Question

A car is standing $200m$ behind a bus, which is also at rest. The two start moving at the same instant but with different forward accelerations. The bus has acceleration $2m{s^{ - 2}}$ and the car has an acceleration of $4m{s^{ - 2}}$. The car will catch up with the bus after a time of:
(A) $10\sqrt 2 s$
(B) $\sqrt {110} s$
(C) $\sqrt {120} s$
(D) $15s$

Answer 1

These types of questions are solved with the help of the three equations of motion. The time in which the car catches up to the bus will be the same for the car as well as the bus.

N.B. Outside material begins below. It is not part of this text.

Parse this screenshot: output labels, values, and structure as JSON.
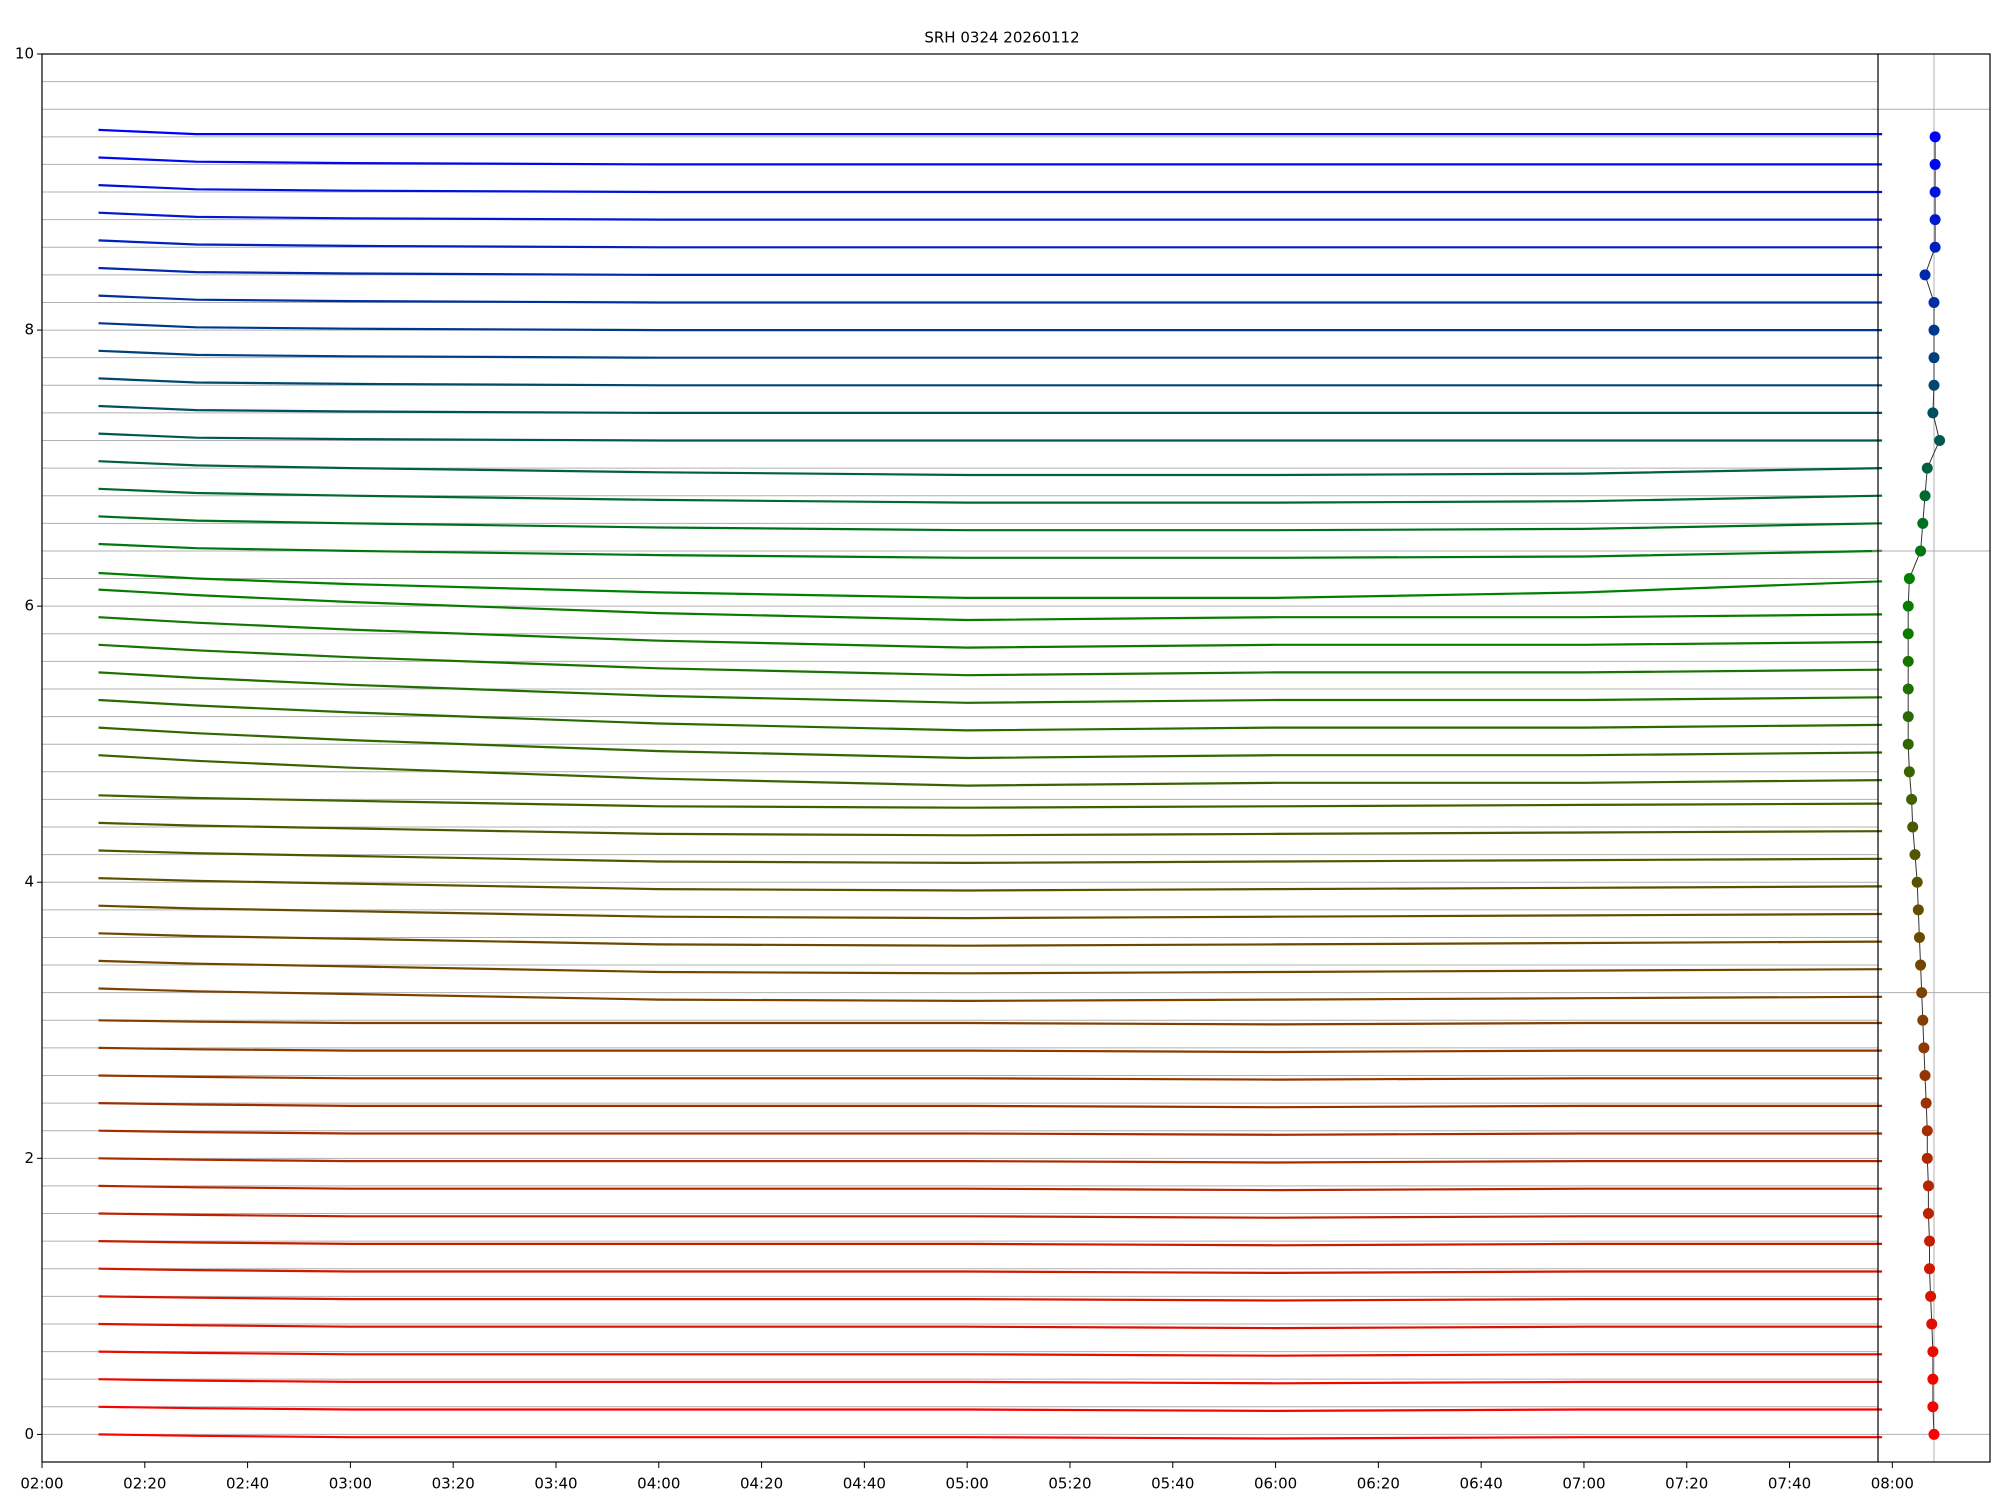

Complete step by step solution:
Displacement is defined as the shortest possible distance between any two positions. Whereas the rate of change of displacement with respect to time is known as velocity. Also, the rate of change of velocity with respect to time is known as acceleration.
If we don’t talk in instantaneous terms, velocity is known as the single differential of displacement. And, acceleration is defined as a single differential of velocity or double differential of displacement. This can also be written as,
$v = \dfrac{{dS}}{{dt}}$
$a = \dfrac{d}{{dt}}\left( {\dfrac{{dS}}{{dt}}} \right) = \dfrac{{{d^2}S}}{{d{t^2}}} = \dfrac{{dv}}{{dt}}$
Where, $S =$Displacement,
$t =$Time,
$v =$Velocity, and
$a =$Acceleration.
Sir Isaac Newton gave three equations of motion which stand true for all the motions in one dimension. These three equations are,
$v = u + at$
$S = ut + \dfrac{1}{2}a{t^2}$
${v^2} = {u^2} + 2aS$
Where, $v =$Final velocity,
$u =$Initial velocity,
$a =$Acceleration,
$t =$Time taken, and
$S =$Displacement.
Now in this particular case, the car is already $200m$ behind the bus. So let’s say the bus covers a displacement of $S$ when the car catches onto it in time $t$. Now for the car to catch onto the bus, it has to cover $\left( {S + 200} \right)m$ in time $t$. So for the bus,
$S = {u_B}t + \dfrac{1}{2}{a_B}{t^2}$
Where, ${u_B} =$Initial Velocity of Bus$= 0m{s^{ - 1}}$
${a_B} =$Acceleration of Bus$= 2m{s^{ - 2}}$
$\Rightarrow S = 0 \times t + \dfrac{1}{2} \times 2 \times {t^2}$
$\Rightarrow S = {t^2}$
$\Rightarrow t = \sqrt S$ . . . . . . . . . Equation $\left( 1 \right)$
Now for the car,
$S + 200 = {u_C}t + \dfrac{1}{2}{a_c}{t^2}$
Where, ${u_C} =$Initial Velocity of Car$= 0m{s^{ - 1}}$
${a_C} =$Acceleration of Car$= 4m{s^{ - 2}}$
$\Rightarrow S + 200 = 0 \times t + \dfrac{1}{2} \times 4 \times {t^2}$
$\Rightarrow S + 200 = 2{t^2}$
$\Rightarrow t = \sqrt {\dfrac{{S + 200}}{2}}$ . . . . . . . . Equation $\left( 2 \right)$
Equating both the equations,
$\sqrt S = \sqrt {\dfrac{{S + 200}}{2}}$
$\Rightarrow S = \dfrac{{S + 200}}{2}$
$\Rightarrow 2S = S + 200$
$\Rightarrow S = 200m$
Now putting this value in equation $\left( 1 \right)$,
$t = \sqrt {200} s$
$\therefore t = 10\sqrt 2 s$

Therefore, option A is the correct answer.

Note: These equations are true for one dimensional motion but for two or more dimensional motion several other parameters come into play. Also the parameters we use in the one dimensional motion are used differently in two dimensional motion. For example, in one dimensional motion, the vectors of displacement, velocity and acceleration have only two options, either they act along the direction of motion or against the direction of motion. But in two dimensional motion, all the three vectors can act in an infinite number of directions.